Wenn sie einen Heizkessel vor 1990 eingebaut hatten müssen sie sich noch dieses Jahr davon trennen. So sieht es die Energieeinsparverordnung EnEV vor. Viele Hauseigentümer müssen den Heizkessel daher dieses Jahr erneuern lassen. Schon  im letzten Jahr galt für mehr als eine Million alte Öl- und Gasheizungen deutschlandweit die Austauschpflicht. Hauseigentümer können auf dem Typenschild, im Schornsteinfegerprotokoll oder in den Bauunterlagen prüfen, ob ihre Heizung eine Ü30-Heizung ist und somit die gesetzliche Frist überschreitet. Nicht für alle alten Heizungsanlagen ist nach 30 Jahren Betrieb Schluss: Niedertemperatur- und Brennwertkessel dürfen weiter betrieben werden. Konstanttemperaturkessel mit einer Nennleistung von vier bis 400 Kilowatt fallen dagegen unter die Austauschpflicht. Wer länger in seinem Haus wohnt, den betrifft die Pflicht nicht, egal, welche Heizung er nutzt: Wohngebäude mit weniger als drei Wohnungen, von denen der Eigentümer eine Wohnung zum Stichtag 1. Februar 2002 selbst bewohnt hat, fallen unter die Ausnahme. Bei einem Eigentümerwechsel nach dem 1. Februar 2002 beträgt die Frist zur Erfüllung für den neuen Eigentümer zwei Jahre. Die Einhaltung dieser Frist überprüfen Schornsteinfeger.

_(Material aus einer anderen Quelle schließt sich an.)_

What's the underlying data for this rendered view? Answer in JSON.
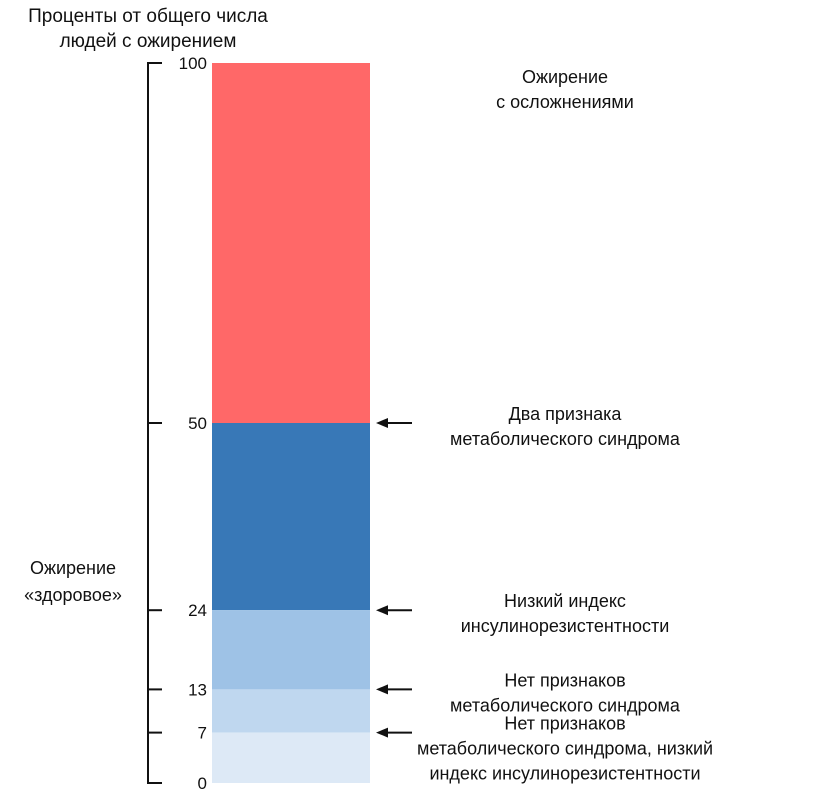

Weitere Optionen zur Altersbestimmung sind Protokolle des Schornsteinfegers, die  Rechnung der Anlage oder Datenblätter, Ist überhaupt keine Information mehr vorhanden, helfen wir ihnen weiter. Bei der Heizungswartung können Eigentümer klären lassen, ob ihre Heizung in den Ruhestand geschickt werden sollte. Ein Tausch lohnt sich meistens nicht erst nach 30 Jahren. Wir empfehlen bereits nach 20 Jahren eine Prüfung des Zustandes vorzunehmen.

Mit dem Klimaschutzprogramm 2030 gibt die Bundesregierung die Möglichkeit, energetische Gebäudesanierungen steuerlich abzuschreiben. So sieht das Klimapaket auch eine Förderquote von 40 Prozent für den Austausch von Ölheizungen gegen neue Heizanlagen vor.